Carol Sumbry dedicates her life to helping dogs, and her friend, Wendy Smith-Ozug, feels that what she does is amazing.
“She’s rescued hundreds and hundreds of dogs out of really terrible, abusive situations,” said Smith-Ozug. “She’s…rescued dogs right out of puppy mills. She just has this special way, not with only the dogs, but with people too.
“…I think by giving other humans the skills that she has, by passing them on and teaching, we can all save more dogs. ...I just think that makes her a great leader.”
Sumbry, of Waukesha, was honored by Local Modern Woodman members with a dinner, an award grant and event on Thursday at in Waukesha. The Modern Woodman’s Hometown Heroes Program seeks out such heroes and recognizes them for their commitment and achievements.
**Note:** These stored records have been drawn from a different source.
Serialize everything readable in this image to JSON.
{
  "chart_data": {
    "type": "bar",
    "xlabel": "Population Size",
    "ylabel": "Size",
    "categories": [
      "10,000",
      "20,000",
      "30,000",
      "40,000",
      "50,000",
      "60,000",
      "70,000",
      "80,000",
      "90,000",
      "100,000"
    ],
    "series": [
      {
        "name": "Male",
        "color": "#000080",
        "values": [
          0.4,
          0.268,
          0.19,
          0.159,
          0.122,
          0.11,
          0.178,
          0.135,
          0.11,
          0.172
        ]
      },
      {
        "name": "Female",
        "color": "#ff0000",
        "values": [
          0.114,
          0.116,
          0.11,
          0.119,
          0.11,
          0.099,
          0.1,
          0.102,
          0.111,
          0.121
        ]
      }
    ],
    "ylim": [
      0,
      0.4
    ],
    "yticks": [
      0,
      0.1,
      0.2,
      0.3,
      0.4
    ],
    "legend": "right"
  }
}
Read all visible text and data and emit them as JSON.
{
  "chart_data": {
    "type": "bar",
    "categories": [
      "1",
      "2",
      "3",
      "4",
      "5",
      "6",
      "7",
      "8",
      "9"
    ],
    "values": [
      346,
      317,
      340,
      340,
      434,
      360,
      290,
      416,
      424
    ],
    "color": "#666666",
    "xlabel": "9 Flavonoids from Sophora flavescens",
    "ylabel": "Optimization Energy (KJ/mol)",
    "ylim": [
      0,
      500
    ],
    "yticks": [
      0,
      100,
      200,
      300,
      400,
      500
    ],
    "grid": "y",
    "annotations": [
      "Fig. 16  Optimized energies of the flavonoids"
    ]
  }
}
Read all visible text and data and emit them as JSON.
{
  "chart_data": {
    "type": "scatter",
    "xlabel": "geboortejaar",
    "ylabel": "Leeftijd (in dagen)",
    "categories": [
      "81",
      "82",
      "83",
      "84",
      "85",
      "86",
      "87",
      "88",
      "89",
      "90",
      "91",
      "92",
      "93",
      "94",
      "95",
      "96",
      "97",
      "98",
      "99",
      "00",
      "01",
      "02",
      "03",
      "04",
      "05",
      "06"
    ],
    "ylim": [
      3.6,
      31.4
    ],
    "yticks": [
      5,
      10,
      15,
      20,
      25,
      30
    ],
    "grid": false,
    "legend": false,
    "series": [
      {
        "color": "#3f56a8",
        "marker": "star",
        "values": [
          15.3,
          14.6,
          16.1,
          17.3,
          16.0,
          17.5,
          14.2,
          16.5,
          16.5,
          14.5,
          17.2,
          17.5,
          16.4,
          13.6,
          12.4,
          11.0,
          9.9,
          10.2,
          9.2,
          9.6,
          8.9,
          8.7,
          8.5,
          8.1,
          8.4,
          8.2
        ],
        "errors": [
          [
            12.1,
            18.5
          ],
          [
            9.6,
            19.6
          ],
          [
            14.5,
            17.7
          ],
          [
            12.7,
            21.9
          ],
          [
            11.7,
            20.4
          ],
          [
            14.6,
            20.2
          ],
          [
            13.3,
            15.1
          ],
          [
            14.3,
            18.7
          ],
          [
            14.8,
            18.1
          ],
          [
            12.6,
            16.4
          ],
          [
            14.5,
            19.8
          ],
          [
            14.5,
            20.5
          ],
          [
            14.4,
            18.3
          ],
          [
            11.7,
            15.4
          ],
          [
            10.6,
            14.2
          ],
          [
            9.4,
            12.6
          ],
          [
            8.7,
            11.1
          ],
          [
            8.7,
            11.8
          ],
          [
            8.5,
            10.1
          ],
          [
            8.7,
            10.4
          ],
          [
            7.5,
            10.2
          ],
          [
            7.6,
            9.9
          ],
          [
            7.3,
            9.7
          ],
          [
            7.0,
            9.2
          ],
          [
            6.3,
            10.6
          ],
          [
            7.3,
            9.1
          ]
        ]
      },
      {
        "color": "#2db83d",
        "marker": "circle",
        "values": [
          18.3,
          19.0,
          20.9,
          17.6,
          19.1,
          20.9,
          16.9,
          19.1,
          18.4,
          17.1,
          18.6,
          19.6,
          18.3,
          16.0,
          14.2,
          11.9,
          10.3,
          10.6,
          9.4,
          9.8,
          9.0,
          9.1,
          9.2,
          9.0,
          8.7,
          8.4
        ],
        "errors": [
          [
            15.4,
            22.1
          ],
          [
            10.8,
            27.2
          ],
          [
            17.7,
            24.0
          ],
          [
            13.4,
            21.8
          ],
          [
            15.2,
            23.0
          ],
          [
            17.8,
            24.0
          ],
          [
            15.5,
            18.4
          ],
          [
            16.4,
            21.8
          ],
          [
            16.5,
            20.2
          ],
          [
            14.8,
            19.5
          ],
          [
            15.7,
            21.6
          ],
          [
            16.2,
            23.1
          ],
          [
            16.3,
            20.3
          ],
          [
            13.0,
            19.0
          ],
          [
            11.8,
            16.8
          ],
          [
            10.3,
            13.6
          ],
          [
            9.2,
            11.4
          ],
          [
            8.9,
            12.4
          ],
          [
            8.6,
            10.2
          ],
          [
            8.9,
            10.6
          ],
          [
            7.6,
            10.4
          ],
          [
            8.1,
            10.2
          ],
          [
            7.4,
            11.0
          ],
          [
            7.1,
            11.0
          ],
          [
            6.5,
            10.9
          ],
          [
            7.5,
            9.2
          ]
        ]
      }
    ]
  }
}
”I know she’s touched a lot of people’s hearts,” Smith-Ozug said. “I think she’s brought a lot of happiness too because she brings these dogs into people’s lives.”
Smith-Ozug nominated Sumbry for the award because of her work and commitment to man’s best friend. Like most heroes, Sumbry is humble and says that it is really a team effort.
“I’m honored,” Sumbry said. “I feel like I’m just one of a team of many animal lovers who do so much and there will be many people at this award [ceremony] that I work with on a day-to-day basis that in my opinion do just as much as I do, if not more.
“I’m humbled and honored to receive it, but I feel like none of us can do this alone.”
Sumbry not only works at part-time, but also has her own business of dog training and volunteering with rescues and transports, according to Smith-Ozug. On the day of her interview with Waukesha Patch, Sumbry said she had already talked to three people concerning their dogs’ behavioral problems and gave free advice, worked on coordinating homes for 10 Italian Greyhounds coming out of a puppy mill in Missouri, would be doing a therapy visit a nursing home and teaching classes at Elmbrook Humane Society.
The Humane Society is where Smith-Ozug first met Sumbry.
“She really taught me a lot of tricks on how to work with dogs that have special needs,” said Smith-Ozug.
In addition to teaching classes at Elmbrook Humane Society, Sumbry volunteers by fostering dogs and being part of the Elmbrook Humane Society Therapy Team. This team is made up of human and canine volunteers, many of which are rescue dogs and Elmbrook alumni.
The dogs are brought into nursing homes or schools. At the nursing homes they bring comfort to seniors who may have had to give up their animals when they went into the home. In schools the dogs are brought in as part of a reading program, where the kids that may have problems reading, read aloud to a dog.
“That’s been one of my proudest things that I’ve been really honored to be a part of,” Sumbry said. “Not only are we teaching children kindness to animals, we are helping them learn to read.
“…The great thing…is that it’s shown to increase their confidence because for a minute, they’re the teacher and they actually have a student that knows less than them and it also takes away the peer pressure.”